Leider war die Müdigkeit bei uns dann aber doch so übermächtig, dass wir uns vergleichsweise früh gegen 22:00 Uhr verabschieden mussten.
Am Samstag morgen reihte ich mich pünktlich um 9:00 Uhr in die Warteschlange zur Akkreditierung ein. Die Gelegenheit, dabei mit anderen Piraten aus NRW – unter anderem Melanie Kalkowski, Nico Kern und Daniel Düngel – zwanglos plauschen zu können, ermöglichte das an sich etwas schleppend anlaufende Akkreditierungsverfahren klaglos zu ertragen. Gegen 9:30 Uhr wurde dann die Halle geöffnet und ein gewaltiger Strom Piraten aus der ganzen Republik ergoß sich in den Saal, um sich günstige Plätze zu suchen. Alle (wohl tatsächlich versuchten) Reservierungen waren am Vorabend entfernt worden. Ich fand einen guten Platz mit freier Sicht zur Bühne in der ersten Reihe von Block D neben Stephanie Schmiedke aus dem REK, die sich am Sonntag spontan zur Kandidatur entschied und prompt zur Generalsekrätärin im Bundesvorstand der Piratenpartei gewählt wurde. Rechts von mir – 5 Sitzplätze weiter – saß Christopher Lauer, der dann im Zuge des Parteitages als Wahlhelfer fungierte. Schon mal vorab: der MdA Lauer hatte sein Wahllokal zu jeder Zeit fest im Griff.
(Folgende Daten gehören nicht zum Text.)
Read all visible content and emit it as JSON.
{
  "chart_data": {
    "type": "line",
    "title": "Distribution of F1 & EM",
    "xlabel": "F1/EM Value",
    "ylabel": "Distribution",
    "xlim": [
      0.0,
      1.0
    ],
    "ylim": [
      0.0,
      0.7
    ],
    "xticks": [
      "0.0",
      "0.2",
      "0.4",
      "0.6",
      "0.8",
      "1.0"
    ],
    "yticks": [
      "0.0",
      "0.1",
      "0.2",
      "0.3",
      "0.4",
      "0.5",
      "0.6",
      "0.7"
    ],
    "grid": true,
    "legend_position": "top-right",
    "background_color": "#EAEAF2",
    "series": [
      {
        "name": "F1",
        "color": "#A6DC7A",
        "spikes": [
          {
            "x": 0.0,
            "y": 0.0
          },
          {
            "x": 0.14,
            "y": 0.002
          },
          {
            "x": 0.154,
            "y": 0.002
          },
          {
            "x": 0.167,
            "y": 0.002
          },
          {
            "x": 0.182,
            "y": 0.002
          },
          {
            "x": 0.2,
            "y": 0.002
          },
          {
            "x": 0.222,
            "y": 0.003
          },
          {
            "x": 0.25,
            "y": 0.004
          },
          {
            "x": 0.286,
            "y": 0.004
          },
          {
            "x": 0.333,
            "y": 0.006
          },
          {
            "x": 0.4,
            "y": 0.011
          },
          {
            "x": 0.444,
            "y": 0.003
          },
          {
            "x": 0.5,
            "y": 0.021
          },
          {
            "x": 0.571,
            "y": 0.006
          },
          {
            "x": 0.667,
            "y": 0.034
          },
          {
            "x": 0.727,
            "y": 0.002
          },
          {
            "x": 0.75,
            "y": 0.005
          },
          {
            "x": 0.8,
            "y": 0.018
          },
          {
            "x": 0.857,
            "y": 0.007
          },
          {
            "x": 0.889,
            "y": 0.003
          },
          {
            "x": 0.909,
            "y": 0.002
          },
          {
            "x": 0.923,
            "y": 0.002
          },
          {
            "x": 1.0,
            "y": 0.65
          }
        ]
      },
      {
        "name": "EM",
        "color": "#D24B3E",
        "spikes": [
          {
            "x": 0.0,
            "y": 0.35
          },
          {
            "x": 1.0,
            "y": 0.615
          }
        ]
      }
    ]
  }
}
Mit einer sehr kurzen Rede des scheidenden Bundesvorsitzenden Bernd Schlömer startete der Parteitag dann um 10:10 Uhr.
Während die Wahl der Wahlleitung, Versammlungsleitung und der Protokollführung noch vergleichsweise zügig ablief, dauerte die Diskussion um die Tages- und Geschäftsordnung
dann über eine Stunde. Um kurz nach halb zwölf verkündete der VL das Abstimmungsergebnis zur Tagesordnung. Wir hatten eine!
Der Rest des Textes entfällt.